Scanning Genomes for Binding Sites:
Sequence ``Walkers'' Display the Information Content of Individual Sites

Paul N. Hengen and Thomas D. Schneider
National Cancer Institute
Frederick Cancer Research and Development Center
Frederick, Maryland 21702-1201 USA
(http://www-lmmb.ncifcrf.gov/~pnh/) & (http://www-lmmb.ncifcrf.gov/~toms/)


We have developed an information theory based method for modeling interactions of DNA-binding proteins with their respective binding sites on DNA. We show the feasibility of using such a method for scanning DNA sequences to predict sites bound by the Factor for Inversion Stimulation (Fis), a pleiotropic protein that enhances site-specific recombination, controls DNA replication, and regulates transcription of a number of genes in Escherichia coli and Salmonella typhimurium.

When scanning various DNA sequences with a weight matrix derived from the information analysis of 60 known Fis binding sites, we identified Fis sites that correlated well with published DNaseI protection experiments and other biochemical data. Sites we predicted in many different genetic systems were missed by others because the DNA sequence there did not match the Fis consensus sequence and most likely because the protected regions overlapped with other Fis sites.
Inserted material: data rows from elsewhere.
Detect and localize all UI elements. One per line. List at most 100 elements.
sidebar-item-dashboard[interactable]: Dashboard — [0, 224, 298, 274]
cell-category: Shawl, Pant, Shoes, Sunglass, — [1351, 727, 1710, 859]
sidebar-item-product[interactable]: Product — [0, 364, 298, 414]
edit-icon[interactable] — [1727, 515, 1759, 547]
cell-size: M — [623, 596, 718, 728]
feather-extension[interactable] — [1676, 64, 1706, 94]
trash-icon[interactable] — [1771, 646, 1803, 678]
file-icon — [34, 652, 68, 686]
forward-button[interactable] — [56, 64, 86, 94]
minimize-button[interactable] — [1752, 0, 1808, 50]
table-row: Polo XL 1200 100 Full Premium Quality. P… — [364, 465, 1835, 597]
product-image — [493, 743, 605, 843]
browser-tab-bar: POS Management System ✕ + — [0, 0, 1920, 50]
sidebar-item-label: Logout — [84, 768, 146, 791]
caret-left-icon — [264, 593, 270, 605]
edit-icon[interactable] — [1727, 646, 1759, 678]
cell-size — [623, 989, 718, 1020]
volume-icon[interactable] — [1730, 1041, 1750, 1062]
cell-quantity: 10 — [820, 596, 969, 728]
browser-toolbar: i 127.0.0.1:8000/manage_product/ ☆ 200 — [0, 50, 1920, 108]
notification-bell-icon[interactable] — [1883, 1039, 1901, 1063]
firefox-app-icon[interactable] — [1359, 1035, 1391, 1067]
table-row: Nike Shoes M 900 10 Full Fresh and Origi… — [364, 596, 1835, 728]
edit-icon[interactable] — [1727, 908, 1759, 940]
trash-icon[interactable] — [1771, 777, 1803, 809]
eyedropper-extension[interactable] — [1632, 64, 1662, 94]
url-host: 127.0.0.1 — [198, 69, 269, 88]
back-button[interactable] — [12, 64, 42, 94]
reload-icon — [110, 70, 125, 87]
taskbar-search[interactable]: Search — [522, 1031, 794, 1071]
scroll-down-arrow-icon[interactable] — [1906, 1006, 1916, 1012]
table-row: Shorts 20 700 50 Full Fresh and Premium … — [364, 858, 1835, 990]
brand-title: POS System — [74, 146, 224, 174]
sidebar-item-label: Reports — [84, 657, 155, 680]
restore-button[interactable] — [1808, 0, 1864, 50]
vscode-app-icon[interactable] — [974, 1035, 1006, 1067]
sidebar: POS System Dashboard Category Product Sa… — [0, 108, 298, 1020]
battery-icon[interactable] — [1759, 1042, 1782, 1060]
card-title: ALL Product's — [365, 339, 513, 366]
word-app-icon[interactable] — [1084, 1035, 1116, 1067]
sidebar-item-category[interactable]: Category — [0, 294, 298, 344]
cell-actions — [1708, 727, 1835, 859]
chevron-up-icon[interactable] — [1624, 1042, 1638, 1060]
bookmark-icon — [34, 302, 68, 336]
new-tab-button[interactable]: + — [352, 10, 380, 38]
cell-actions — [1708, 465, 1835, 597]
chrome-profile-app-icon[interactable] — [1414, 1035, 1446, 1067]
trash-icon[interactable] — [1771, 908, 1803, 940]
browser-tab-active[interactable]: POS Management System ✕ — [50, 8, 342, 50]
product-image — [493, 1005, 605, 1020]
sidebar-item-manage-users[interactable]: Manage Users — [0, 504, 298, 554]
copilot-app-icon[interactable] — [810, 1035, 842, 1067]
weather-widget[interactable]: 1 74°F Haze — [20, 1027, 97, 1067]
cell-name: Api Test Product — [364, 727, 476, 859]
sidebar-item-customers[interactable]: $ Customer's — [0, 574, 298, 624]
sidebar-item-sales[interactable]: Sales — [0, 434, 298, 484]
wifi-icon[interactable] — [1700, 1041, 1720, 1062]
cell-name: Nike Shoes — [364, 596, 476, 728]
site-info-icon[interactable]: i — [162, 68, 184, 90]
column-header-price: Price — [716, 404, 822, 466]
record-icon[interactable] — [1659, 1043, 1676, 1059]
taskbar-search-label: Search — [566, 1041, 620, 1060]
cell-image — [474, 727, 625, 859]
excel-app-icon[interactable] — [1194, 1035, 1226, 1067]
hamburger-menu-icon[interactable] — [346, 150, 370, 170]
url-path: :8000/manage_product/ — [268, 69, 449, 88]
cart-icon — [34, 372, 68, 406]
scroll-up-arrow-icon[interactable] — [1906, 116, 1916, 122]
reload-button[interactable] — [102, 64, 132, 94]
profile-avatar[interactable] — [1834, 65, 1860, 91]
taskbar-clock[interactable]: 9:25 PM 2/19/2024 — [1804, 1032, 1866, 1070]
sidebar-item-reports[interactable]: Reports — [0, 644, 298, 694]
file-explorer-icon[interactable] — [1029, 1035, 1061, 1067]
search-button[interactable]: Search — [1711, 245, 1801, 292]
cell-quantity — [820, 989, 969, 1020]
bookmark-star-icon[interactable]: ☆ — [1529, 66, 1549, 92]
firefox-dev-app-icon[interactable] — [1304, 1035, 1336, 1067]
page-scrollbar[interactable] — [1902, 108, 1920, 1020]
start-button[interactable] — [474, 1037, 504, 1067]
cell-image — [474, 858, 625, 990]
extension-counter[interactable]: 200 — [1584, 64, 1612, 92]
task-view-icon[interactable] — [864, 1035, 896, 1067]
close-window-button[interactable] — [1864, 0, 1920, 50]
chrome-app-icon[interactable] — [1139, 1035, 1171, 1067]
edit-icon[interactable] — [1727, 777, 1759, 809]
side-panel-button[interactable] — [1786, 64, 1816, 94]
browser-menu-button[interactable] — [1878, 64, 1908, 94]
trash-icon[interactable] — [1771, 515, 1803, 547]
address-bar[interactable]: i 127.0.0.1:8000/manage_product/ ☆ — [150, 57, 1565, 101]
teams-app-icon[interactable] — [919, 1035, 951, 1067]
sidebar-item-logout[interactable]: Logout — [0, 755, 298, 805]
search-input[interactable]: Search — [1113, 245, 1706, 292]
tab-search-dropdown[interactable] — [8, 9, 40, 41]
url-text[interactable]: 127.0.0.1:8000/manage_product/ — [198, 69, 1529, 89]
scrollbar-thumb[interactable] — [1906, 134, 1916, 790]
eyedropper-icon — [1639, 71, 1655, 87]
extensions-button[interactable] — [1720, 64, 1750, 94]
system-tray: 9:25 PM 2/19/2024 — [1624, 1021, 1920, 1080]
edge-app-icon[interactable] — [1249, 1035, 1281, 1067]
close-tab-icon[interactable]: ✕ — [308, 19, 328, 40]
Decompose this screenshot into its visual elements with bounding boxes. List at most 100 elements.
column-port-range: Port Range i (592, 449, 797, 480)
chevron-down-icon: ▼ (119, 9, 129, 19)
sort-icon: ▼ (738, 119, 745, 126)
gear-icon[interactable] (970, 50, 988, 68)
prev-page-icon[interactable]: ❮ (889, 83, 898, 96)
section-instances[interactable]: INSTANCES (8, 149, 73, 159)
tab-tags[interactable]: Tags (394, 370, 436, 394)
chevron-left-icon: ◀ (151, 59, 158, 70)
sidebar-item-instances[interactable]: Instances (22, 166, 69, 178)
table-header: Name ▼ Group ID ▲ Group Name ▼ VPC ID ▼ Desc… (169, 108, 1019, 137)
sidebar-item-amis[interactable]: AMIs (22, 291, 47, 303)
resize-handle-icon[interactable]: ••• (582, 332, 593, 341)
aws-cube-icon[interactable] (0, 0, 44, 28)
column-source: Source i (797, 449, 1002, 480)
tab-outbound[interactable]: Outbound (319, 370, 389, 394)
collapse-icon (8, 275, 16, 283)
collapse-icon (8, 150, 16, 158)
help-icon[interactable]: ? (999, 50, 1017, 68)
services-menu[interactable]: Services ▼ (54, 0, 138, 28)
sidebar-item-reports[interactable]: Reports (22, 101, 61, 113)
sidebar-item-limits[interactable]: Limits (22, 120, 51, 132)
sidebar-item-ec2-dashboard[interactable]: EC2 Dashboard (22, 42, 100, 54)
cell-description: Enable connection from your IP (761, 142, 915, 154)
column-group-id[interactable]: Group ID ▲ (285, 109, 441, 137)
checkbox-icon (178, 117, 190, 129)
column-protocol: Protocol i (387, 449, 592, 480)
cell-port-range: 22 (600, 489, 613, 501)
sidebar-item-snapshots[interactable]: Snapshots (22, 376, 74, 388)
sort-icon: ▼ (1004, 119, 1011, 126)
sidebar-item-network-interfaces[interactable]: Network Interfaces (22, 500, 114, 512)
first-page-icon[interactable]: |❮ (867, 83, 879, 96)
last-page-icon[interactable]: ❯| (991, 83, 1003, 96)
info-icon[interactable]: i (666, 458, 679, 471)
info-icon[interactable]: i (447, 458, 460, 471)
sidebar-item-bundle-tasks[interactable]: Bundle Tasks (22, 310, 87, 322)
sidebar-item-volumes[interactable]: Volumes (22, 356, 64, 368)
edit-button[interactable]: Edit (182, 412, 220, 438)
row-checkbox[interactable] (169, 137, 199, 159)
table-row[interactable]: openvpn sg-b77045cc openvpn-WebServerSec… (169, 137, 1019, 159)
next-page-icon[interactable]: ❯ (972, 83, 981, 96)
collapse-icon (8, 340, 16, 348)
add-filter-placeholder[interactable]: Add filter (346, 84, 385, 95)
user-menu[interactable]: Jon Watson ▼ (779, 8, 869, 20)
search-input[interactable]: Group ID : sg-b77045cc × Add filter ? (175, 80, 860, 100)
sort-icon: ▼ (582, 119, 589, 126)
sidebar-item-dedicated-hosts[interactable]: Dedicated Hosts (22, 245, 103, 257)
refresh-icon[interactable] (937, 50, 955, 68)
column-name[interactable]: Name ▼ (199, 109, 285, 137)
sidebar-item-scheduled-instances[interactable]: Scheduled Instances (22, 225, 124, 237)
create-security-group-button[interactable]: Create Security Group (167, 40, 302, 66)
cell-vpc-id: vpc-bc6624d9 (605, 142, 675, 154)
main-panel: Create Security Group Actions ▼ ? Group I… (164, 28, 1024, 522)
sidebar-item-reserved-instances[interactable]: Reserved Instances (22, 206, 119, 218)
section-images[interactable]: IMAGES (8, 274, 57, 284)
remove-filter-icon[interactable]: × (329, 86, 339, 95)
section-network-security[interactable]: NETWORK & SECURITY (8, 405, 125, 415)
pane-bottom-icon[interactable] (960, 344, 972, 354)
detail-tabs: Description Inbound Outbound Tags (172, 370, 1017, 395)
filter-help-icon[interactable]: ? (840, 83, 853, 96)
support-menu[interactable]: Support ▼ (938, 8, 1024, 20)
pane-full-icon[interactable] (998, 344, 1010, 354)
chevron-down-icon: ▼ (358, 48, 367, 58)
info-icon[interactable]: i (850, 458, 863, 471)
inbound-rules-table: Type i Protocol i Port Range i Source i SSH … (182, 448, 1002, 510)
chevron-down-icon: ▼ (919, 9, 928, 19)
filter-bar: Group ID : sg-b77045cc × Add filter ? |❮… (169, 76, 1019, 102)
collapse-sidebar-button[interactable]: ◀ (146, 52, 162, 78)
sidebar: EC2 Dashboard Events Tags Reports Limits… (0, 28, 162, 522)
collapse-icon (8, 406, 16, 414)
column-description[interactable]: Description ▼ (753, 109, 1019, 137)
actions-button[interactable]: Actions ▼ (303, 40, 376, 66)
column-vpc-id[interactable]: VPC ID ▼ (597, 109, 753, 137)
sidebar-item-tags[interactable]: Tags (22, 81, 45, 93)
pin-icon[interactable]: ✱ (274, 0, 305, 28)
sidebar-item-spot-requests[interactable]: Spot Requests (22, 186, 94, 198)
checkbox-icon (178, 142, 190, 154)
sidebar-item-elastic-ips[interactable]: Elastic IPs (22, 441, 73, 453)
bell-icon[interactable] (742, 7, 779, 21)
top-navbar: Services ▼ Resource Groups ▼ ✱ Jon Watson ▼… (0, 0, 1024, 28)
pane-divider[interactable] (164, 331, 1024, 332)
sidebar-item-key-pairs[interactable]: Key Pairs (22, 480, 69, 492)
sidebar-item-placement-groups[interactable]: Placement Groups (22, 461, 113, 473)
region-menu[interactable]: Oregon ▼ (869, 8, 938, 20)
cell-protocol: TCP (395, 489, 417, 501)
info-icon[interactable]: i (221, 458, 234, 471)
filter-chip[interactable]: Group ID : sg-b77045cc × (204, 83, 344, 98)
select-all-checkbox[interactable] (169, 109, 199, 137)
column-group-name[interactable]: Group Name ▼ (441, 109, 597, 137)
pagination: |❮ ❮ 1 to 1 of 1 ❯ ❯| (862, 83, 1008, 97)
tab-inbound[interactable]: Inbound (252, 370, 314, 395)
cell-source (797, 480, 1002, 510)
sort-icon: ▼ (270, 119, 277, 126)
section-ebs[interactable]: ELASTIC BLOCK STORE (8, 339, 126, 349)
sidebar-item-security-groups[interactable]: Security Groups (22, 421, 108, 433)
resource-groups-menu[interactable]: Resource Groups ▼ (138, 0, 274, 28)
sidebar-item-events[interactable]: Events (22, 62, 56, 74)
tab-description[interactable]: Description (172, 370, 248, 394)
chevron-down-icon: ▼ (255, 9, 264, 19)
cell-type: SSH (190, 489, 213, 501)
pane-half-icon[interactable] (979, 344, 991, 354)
A graphical method was created to show how binding proteins and other macromolecules interact with individual bases of nucleotide sequences. By displaying the information at individual binding sites as letter graphics, these ``sequence walkers'' can be stepped along raw sequence data to visually search for binding sites. Characters representing the sequence are either oriented normally and placed above a line indicating favorable contact, or displayed upside-down and placed below the line indicating unfavorable contact. The positive or negative height of each letter shows the contribution of that base to the sequence conservation of the binding site.

Fis binding sites spaced 11 base pairs apart at the E. coli origin of chromosome replication.

Using walkers, we were able to quickly visualize overlapping Fis binding sites spaced 7 or 11 base pairs apart in several genetic systems. Gel shift experiments showed that pairs of Fis sites have two distinct binding modes, suggesting that Fis competes with itself for binding and therefore acts as a molecular flip-flop mechanism. The positioning of Fis binding sites relative to one another and to the binding sites of other proteins appears to be key for the ability of Fis to perform many diverse functions.

As a general sequence analysis tool, walkers can be used to investigate the effects of particular mutations. With a walker, one can interactively alter the DNA sequence to quantitatively engineer binding sites to one's own specifications, predict whether a change is likely to be a polymorphism or a mutation, and detect anomalies in sequence databases.